写真や図像を手がかりに、日本の近現代史を辿り直す探究を続けてきた小原真史をキュレーターに迎えた本展では、日本とアジアの国々とのボーダーラインの周辺に出現してきた風景をテーマにしている。東アジア、南洋地域に建造された「海外神社」の跡地を撮影する稲宮、旧樺太のサハリン島に残った朝鮮半島出身者のその後を追う新田、「SHORELINE」「The World After」など、東日本大震災後の東北地方の沿岸地域の変化を記録し続けている笹岡の3人に加えて、小原は自らが収集した博覧会カタログ、錦絵、絵葉書などの資料を展示することで、より広い視点で「境界の風景」のバックグラウンドを浮かび上がらせようとした。それぞれの、微妙に方向性が異なる視点が絡み合うことで、より多元的で大きな広がりを持つ「風景」が出現していた。

都美セレクション グループ展 2024「スティル・エコー:境界の風景」、新田樹の展示風景[Photo: Daisaku OOZU、画像提供:東京都美術館]

都美セレクション グループ展 2024「スティル・エコー:境界の風景」、小原真史の展示風景[Photo: Daisaku OOZU、画像提供:東京都美術館]

2024年6月12日(水)

第3回ふげん社写真賞でグランプリを受賞した浦部裕紀の写真集(造本設計=町口覚)が完成した。それに合わせて、コミュニケーションギャラリーふげん社で、40点を展示した作品展「空き地は海に背を向けている」(2024/06/28-07/21)が開催された。

今回の写真集の収録作品、展覧会の出品作品は、2022年以降に撮影されたものである。震災後10年以上を経て、東北地方沿岸部の風景は大きく変貌しつつある。巨大な防潮堤が海を取り囲み、新たな建造物が建ち並び、震災伝承館、伝承ロードのような施設が次々にできた。本作にはむろんそれらがフォローされているが、より重要なのは、作品の半分ほどが東京都豊島区西巣鴨の自宅で撮影された、パソコン、TVなどの画面を撮影した画像で占められていることだろう。その、モヤモヤとした不分明な画像に写っているのは、震災の直後に何度となく目にした津波や原発事故の記録映像である。それらの写真と現在の風景を対比することで、東北地方と東京、被災地と自宅との踏み越えがたい距離感と、2011年と2022年以降という取り戻しようがない時間が、まざまざと浮かび上がってくる。

[© Hiroki Urabe]

2024年7月7日(日)

元は東京の名門写真館だった建物と設備を活かして、ユニークな写真展を企画・開催している東條會館写真研究所。今回の「本城直季の世界 はてしない直径2.5㎝」(2024/05/18-07/15)も興味深い内容の展覧会だった。

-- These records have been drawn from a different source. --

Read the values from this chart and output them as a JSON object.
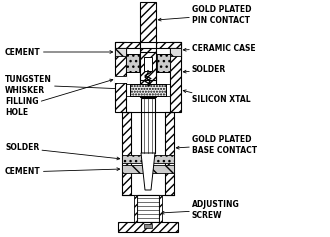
{
  "bg_color": "#ffffff",
  "line_color": "#000000",
  "labels": {
    "cement_top": "CEMENT",
    "gold_plated_pin": "GOLD PLATED\nPIN CONTACT",
    "ceramic_case": "CERAMIC CASE",
    "solder_top": "SOLDER",
    "tungsten_whisker": "TUNGSTEN\nWHISKER",
    "filling_hole": "FILLING\nHOLE",
    "silicon_xtal": "SILICON XTAL",
    "solder_bot": "SOLDER",
    "gold_plated_base": "GOLD PLATED\nBASE CONTACT",
    "cement_bot": "CEMENT",
    "adjusting_screw": "ADJUSTING\nSCREW"
  },
  "font_size": 5.5,
  "fig_width": 3.3,
  "fig_height": 2.37,
  "dpi": 100
}
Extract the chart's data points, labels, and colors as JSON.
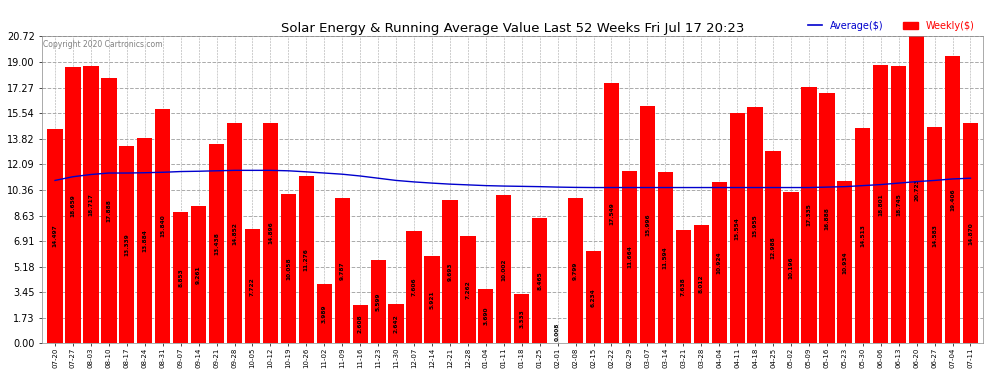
{
  "title": "Solar Energy & Running Average Value Last 52 Weeks Fri Jul 17 20:23",
  "copyright": "Copyright 2020 Cartronics.com",
  "legend_avg": "Average($)",
  "legend_weekly": "Weekly($)",
  "yticks": [
    0.0,
    1.73,
    3.45,
    5.18,
    6.91,
    8.63,
    10.36,
    12.09,
    13.82,
    15.54,
    17.27,
    19.0,
    20.72
  ],
  "ylim": [
    0.0,
    20.72
  ],
  "bar_color": "#FF0000",
  "avg_line_color": "#0000CD",
  "background_color": "#FFFFFF",
  "grid_color": "#AAAAAA",
  "categories": [
    "07-20",
    "07-27",
    "08-03",
    "08-10",
    "08-17",
    "08-24",
    "08-31",
    "09-07",
    "09-14",
    "09-21",
    "09-28",
    "10-05",
    "10-12",
    "10-19",
    "10-26",
    "11-02",
    "11-09",
    "11-16",
    "11-23",
    "11-30",
    "12-07",
    "12-14",
    "12-21",
    "12-28",
    "01-04",
    "01-11",
    "01-18",
    "01-25",
    "02-01",
    "02-08",
    "02-15",
    "02-22",
    "02-29",
    "03-07",
    "03-14",
    "03-21",
    "03-28",
    "04-04",
    "04-11",
    "04-18",
    "04-25",
    "05-02",
    "05-09",
    "05-16",
    "05-23",
    "05-30",
    "06-06",
    "06-13",
    "06-20",
    "06-27",
    "07-04",
    "07-11"
  ],
  "bar_values": [
    14.497,
    18.659,
    18.717,
    17.888,
    13.339,
    13.884,
    15.84,
    8.853,
    9.261,
    13.438,
    14.852,
    7.722,
    14.896,
    10.058,
    11.276,
    3.989,
    9.787,
    2.608,
    5.599,
    2.642,
    7.606,
    5.921,
    9.693,
    7.262,
    3.69,
    10.002,
    3.333,
    8.465,
    0.008,
    9.799,
    6.234,
    17.549,
    11.664,
    15.996,
    11.594,
    7.638,
    8.012,
    10.924,
    15.554,
    15.955,
    12.988,
    10.196,
    17.335,
    16.888,
    10.934,
    14.513,
    18.801,
    18.745,
    20.723,
    14.583,
    19.406,
    14.87
  ],
  "avg_values": [
    11.0,
    11.25,
    11.4,
    11.5,
    11.5,
    11.52,
    11.55,
    11.6,
    11.62,
    11.65,
    11.68,
    11.68,
    11.68,
    11.65,
    11.58,
    11.5,
    11.42,
    11.3,
    11.15,
    11.0,
    10.9,
    10.82,
    10.75,
    10.7,
    10.65,
    10.62,
    10.6,
    10.58,
    10.55,
    10.53,
    10.52,
    10.52,
    10.52,
    10.52,
    10.52,
    10.52,
    10.52,
    10.52,
    10.52,
    10.52,
    10.52,
    10.52,
    10.52,
    10.55,
    10.58,
    10.65,
    10.72,
    10.82,
    10.92,
    11.0,
    11.1,
    11.15
  ]
}
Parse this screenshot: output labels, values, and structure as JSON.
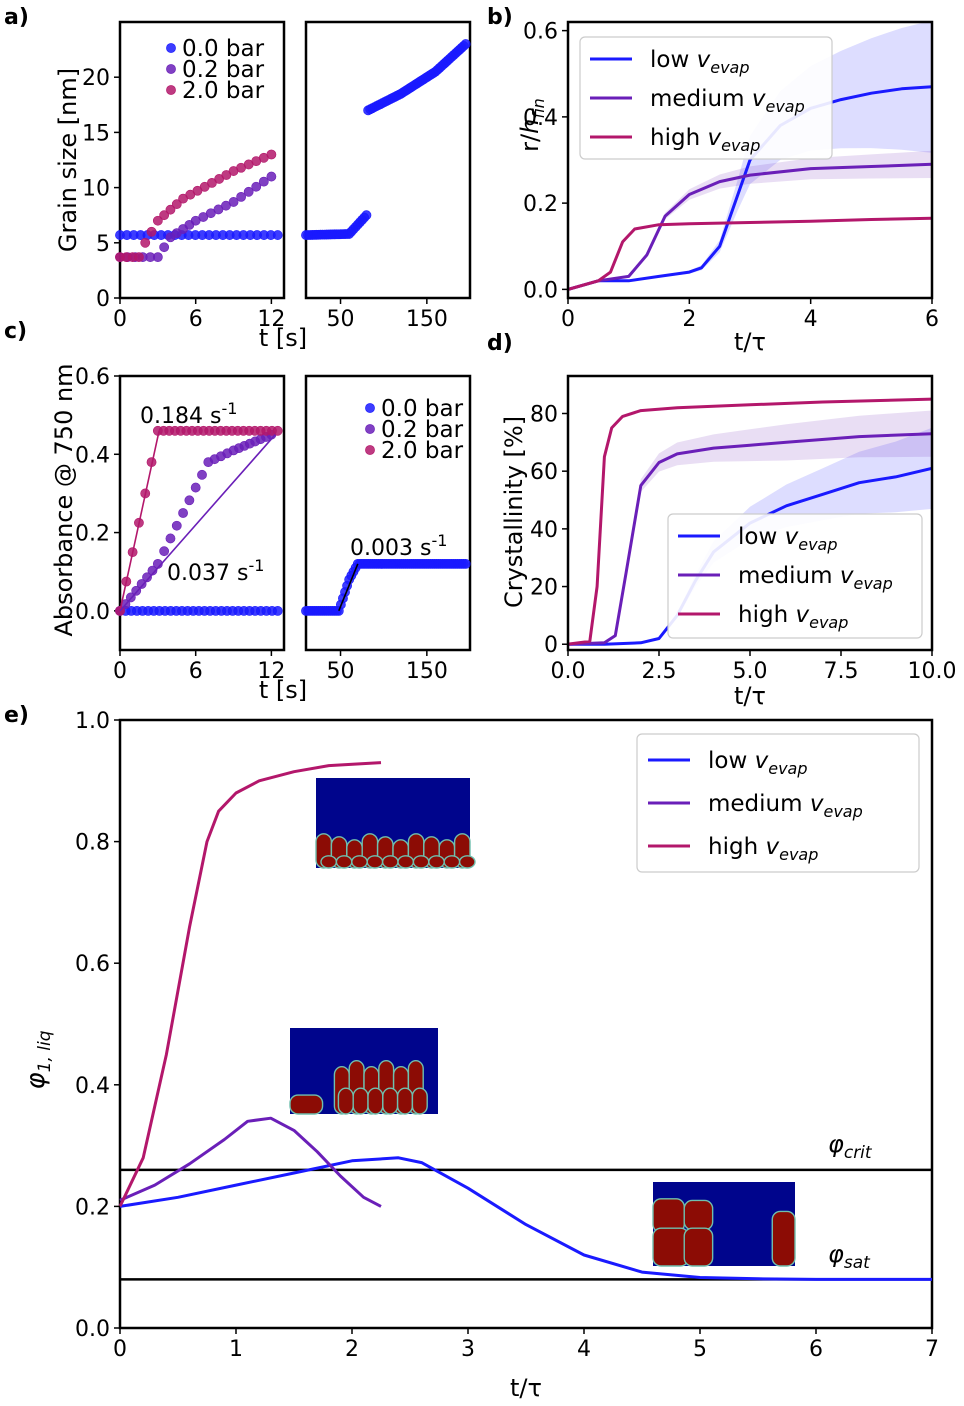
{
  "colors": {
    "low": "#1a1aff",
    "medium": "#6a1fb8",
    "high": "#b3176b",
    "black": "#000000"
  },
  "chart_data": [
    {
      "panel": "a)",
      "type": "scatter",
      "ylabel": "Grain size [nm]",
      "xlabel": "t [s]",
      "ylim": [
        0,
        25
      ],
      "yticks": [
        "0",
        "5",
        "10",
        "15",
        "20"
      ],
      "left_xlim": [
        0,
        13
      ],
      "left_xticks": [
        "0",
        "6",
        "12"
      ],
      "right_xlim": [
        10,
        200
      ],
      "right_xticks": [
        "50",
        "150"
      ],
      "legend": [
        "0.0 bar",
        "0.2 bar",
        "2.0 bar"
      ],
      "series": [
        {
          "name": "0.0 bar",
          "color": "#1a1aff",
          "left": [
            [
              0,
              5.7
            ],
            [
              12.5,
              5.7
            ]
          ],
          "right": [
            [
              10,
              5.7
            ],
            [
              60,
              5.8
            ],
            [
              80,
              7.5
            ],
            [
              82,
              17
            ],
            [
              120,
              18.5
            ],
            [
              160,
              20.5
            ],
            [
              195,
              23
            ]
          ]
        },
        {
          "name": "0.2 bar",
          "color": "#6a1fb8",
          "left": [
            [
              0,
              3.7
            ],
            [
              3,
              3.7
            ],
            [
              4,
              5.5
            ],
            [
              6,
              7
            ],
            [
              9,
              8.7
            ],
            [
              12,
              11
            ]
          ],
          "right": []
        },
        {
          "name": "2.0 bar",
          "color": "#b3176b",
          "left": [
            [
              0,
              3.7
            ],
            [
              1.5,
              3.7
            ],
            [
              2,
              5
            ],
            [
              3,
              7
            ],
            [
              5,
              9
            ],
            [
              9,
              11.5
            ],
            [
              12,
              13
            ]
          ],
          "right": []
        }
      ]
    },
    {
      "panel": "b)",
      "type": "line",
      "ylabel": "r/h_fin",
      "xlabel": "t/τ",
      "xlim": [
        0,
        6
      ],
      "ylim": [
        -0.02,
        0.62
      ],
      "xticks": [
        "0",
        "2",
        "4",
        "6"
      ],
      "yticks": [
        "0.0",
        "0.2",
        "0.4",
        "0.6"
      ],
      "legend": [
        "low",
        "medium",
        "high"
      ],
      "legend_sub": "evap",
      "series": [
        {
          "name": "low",
          "color": "#1a1aff",
          "x": [
            0,
            0.5,
            1,
            1.5,
            2,
            2.2,
            2.5,
            2.8,
            3,
            3.5,
            4,
            4.5,
            5,
            5.5,
            6
          ],
          "y": [
            0,
            0.02,
            0.02,
            0.03,
            0.04,
            0.05,
            0.1,
            0.22,
            0.3,
            0.38,
            0.42,
            0.44,
            0.455,
            0.465,
            0.47
          ]
        },
        {
          "name": "medium",
          "color": "#6a1fb8",
          "x": [
            0,
            0.5,
            1,
            1.3,
            1.6,
            2,
            2.5,
            3,
            4,
            5,
            6
          ],
          "y": [
            0,
            0.02,
            0.03,
            0.08,
            0.17,
            0.22,
            0.25,
            0.265,
            0.28,
            0.285,
            0.29
          ]
        },
        {
          "name": "high",
          "color": "#b3176b",
          "x": [
            0,
            0.5,
            0.7,
            0.9,
            1.1,
            1.5,
            2,
            3,
            4,
            5,
            6
          ],
          "y": [
            0,
            0.02,
            0.04,
            0.11,
            0.14,
            0.15,
            0.152,
            0.155,
            0.158,
            0.162,
            0.165
          ]
        }
      ]
    },
    {
      "panel": "c)",
      "type": "scatter",
      "ylabel": "Absorbance @ 750 nm",
      "xlabel": "t [s]",
      "ylim": [
        -0.1,
        0.6
      ],
      "yticks": [
        "0.0",
        "0.2",
        "0.4",
        "0.6"
      ],
      "left_xlim": [
        0,
        13
      ],
      "left_xticks": [
        "0",
        "6",
        "12"
      ],
      "right_xlim": [
        10,
        200
      ],
      "right_xticks": [
        "50",
        "150"
      ],
      "legend": [
        "0.0 bar",
        "0.2 bar",
        "2.0 bar"
      ],
      "annotations": [
        "0.184 s-1",
        "0.037 s-1",
        "0.003 s-1"
      ],
      "series": [
        {
          "name": "0.0 bar",
          "color": "#1a1aff",
          "left": [
            [
              0,
              0
            ],
            [
              12.5,
              0
            ]
          ],
          "right": [
            [
              10,
              0
            ],
            [
              48,
              0
            ],
            [
              60,
              0.08
            ],
            [
              70,
              0.12
            ],
            [
              195,
              0.12
            ]
          ]
        },
        {
          "name": "0.2 bar",
          "color": "#6a1fb8",
          "left": [
            [
              0,
              0
            ],
            [
              3,
              0.12
            ],
            [
              5,
              0.25
            ],
            [
              7,
              0.38
            ],
            [
              9,
              0.41
            ],
            [
              12,
              0.45
            ]
          ],
          "right": []
        },
        {
          "name": "2.0 bar",
          "color": "#b3176b",
          "left": [
            [
              0,
              0
            ],
            [
              1,
              0.15
            ],
            [
              2,
              0.3
            ],
            [
              3,
              0.46
            ],
            [
              12.5,
              0.46
            ]
          ],
          "right": []
        }
      ]
    },
    {
      "panel": "d)",
      "type": "line",
      "ylabel": "Crystallinity [%]",
      "xlabel": "t/τ",
      "xlim": [
        0,
        10
      ],
      "ylim": [
        -2,
        93
      ],
      "xticks": [
        "0.0",
        "2.5",
        "5.0",
        "7.5",
        "10.0"
      ],
      "yticks": [
        "0",
        "20",
        "40",
        "60",
        "80"
      ],
      "legend": [
        "low",
        "medium",
        "high"
      ],
      "legend_sub": "evap",
      "series": [
        {
          "name": "low",
          "color": "#1a1aff",
          "x": [
            0,
            1,
            2,
            2.5,
            3,
            3.5,
            4,
            5,
            6,
            7,
            8,
            9,
            10
          ],
          "y": [
            0,
            0,
            0.5,
            2,
            10,
            22,
            32,
            42,
            48,
            52,
            56,
            58,
            61
          ]
        },
        {
          "name": "medium",
          "color": "#6a1fb8",
          "x": [
            0,
            1,
            1.3,
            1.6,
            2,
            2.5,
            3,
            4,
            5,
            6,
            8,
            10
          ],
          "y": [
            0,
            0.5,
            3,
            25,
            55,
            63,
            66,
            68,
            69,
            70,
            72,
            73
          ]
        },
        {
          "name": "high",
          "color": "#b3176b",
          "x": [
            0,
            0.6,
            0.8,
            1,
            1.2,
            1.5,
            2,
            3,
            5,
            7,
            10
          ],
          "y": [
            0,
            1,
            20,
            65,
            75,
            79,
            81,
            82,
            83,
            84,
            85
          ]
        }
      ]
    },
    {
      "panel": "e)",
      "type": "line",
      "ylabel": "φ1, liq",
      "xlabel": "t/τ",
      "xlim": [
        0,
        7
      ],
      "ylim": [
        0,
        1
      ],
      "xticks": [
        "0",
        "1",
        "2",
        "3",
        "4",
        "5",
        "6",
        "7"
      ],
      "yticks": [
        "0.0",
        "0.2",
        "0.4",
        "0.6",
        "0.8",
        "1.0"
      ],
      "legend": [
        "low",
        "medium",
        "high"
      ],
      "legend_sub": "evap",
      "hlines": [
        {
          "label": "φcrit",
          "y": 0.26
        },
        {
          "label": "φsat",
          "y": 0.08
        }
      ],
      "series": [
        {
          "name": "low",
          "color": "#1a1aff",
          "x": [
            0,
            0.5,
            1,
            1.5,
            2,
            2.4,
            2.6,
            3,
            3.5,
            4,
            4.5,
            5,
            5.5,
            6,
            7
          ],
          "y": [
            0.2,
            0.215,
            0.235,
            0.255,
            0.275,
            0.28,
            0.272,
            0.23,
            0.17,
            0.12,
            0.092,
            0.083,
            0.081,
            0.08,
            0.08
          ]
        },
        {
          "name": "medium",
          "color": "#6a1fb8",
          "x": [
            0,
            0.3,
            0.6,
            0.9,
            1.1,
            1.3,
            1.5,
            1.7,
            1.9,
            2.1,
            2.25
          ],
          "y": [
            0.21,
            0.235,
            0.27,
            0.31,
            0.34,
            0.345,
            0.325,
            0.29,
            0.25,
            0.215,
            0.2
          ]
        },
        {
          "name": "high",
          "color": "#b3176b",
          "x": [
            0,
            0.2,
            0.4,
            0.6,
            0.75,
            0.85,
            1,
            1.2,
            1.5,
            1.8,
            2.25
          ],
          "y": [
            0.2,
            0.28,
            0.45,
            0.66,
            0.8,
            0.85,
            0.88,
            0.9,
            0.915,
            0.925,
            0.93
          ]
        }
      ]
    }
  ]
}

本城は大判カメラの「アオリ」の操作を駆使して、線状の一点にピントが合って、あとはボケた画面の風景写真を制作してきた。その、ミニチュアのジオラマを思わせる眺め自体、とても魅力的な視覚経験を味合わせてくれるのだが、今回は本城自身が考案したという「偽双眼鏡」をはじめとして、覗き窓、虫眼鏡などを通してプリントの細部を見るという仕掛けを凝らしている。そのことによって、大判カメラの緻密な画像に封じ込められたモノ、生き物、人物などが新たな生命力を得て動き出すように感じられた。